Anyway, similar findings were reported by Hanushek et al. (2021) [archived]. These authors study the Intergenerational transmission of math and language skills in the Netherlands. They purport to show that variation in parent’s cognitive skills due to their peer’s achievement is transmitted to their offspring’s cognitive outcomes. Like the previous study, they use this finding to infer that the association between parent and offspring cognitive outcomes is not (entirely) transmitted through genetic mechanisms (page 2):
Our data also provide a unique opportunity to investigate how the formal education environment influences parent skills and results in spillovers to the next generation. Through instrumental variables (IV) estimation, we isolate parent skills developed outside the family by using information about subject specific achievement of the parents’ classroom peers. Because differences in the subject-specific skills of parents’ classmates are – as we show – unrelated to dynastic predispositions for either subject within families, they provide exogenous variation in parents’ skill differences. Estimates derived from just the parent skill variation coming from these peer-based measures of the quality of the formal education environment are very similar to those obtained from using the total variation in parent skills in our basic between-subject model – thus, reinforcing a causal interpretation of our baseline estimates. These IV estimates eliminate concerns that observed skill patterns reflect just predetermined traits such as those arising from genetic configurations (e.g., a ‘math’ gene). They also demonstrate that policies that improve school quality not only enhance the skills of the current generation but also have lasting impact on family outcomes through the transmission of higher skills to children.

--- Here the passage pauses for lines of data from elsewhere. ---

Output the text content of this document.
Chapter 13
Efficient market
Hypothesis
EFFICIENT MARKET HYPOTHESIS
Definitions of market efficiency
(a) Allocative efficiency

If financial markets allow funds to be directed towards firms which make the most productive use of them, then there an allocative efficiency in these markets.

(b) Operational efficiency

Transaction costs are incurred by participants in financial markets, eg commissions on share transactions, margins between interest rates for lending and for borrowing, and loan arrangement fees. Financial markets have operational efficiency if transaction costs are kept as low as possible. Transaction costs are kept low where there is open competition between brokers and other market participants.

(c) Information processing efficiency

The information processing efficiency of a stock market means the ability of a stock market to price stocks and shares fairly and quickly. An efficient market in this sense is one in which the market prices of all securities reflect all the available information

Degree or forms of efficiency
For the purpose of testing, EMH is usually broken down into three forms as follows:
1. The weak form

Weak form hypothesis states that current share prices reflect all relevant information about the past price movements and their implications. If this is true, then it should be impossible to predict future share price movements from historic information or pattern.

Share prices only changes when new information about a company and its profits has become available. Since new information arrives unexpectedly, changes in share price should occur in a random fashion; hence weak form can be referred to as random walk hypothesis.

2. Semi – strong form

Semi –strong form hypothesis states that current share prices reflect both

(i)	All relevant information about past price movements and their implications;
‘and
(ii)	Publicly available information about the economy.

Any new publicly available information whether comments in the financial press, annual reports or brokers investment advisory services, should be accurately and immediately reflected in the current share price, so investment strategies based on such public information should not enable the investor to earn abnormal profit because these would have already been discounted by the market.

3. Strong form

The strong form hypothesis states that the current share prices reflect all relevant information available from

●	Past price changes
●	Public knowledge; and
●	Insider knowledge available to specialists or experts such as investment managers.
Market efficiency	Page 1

These studies suggest that the association between parent and offspring cognitive ability is not just a result of genetic transmission, because variation in parent’s cognitive ability due to childhood environmental factors is associated with their offspring’s cognitive outcomes. This is an interesting finding, but this finding should probably be given the lowest confidence of anything else in the post. It is based only on 2 studies, and one of the studies finds inconsistent results for math vs reading. Moreover, as stated earlier, I’m also not familiar with the reliability of the IV design in general.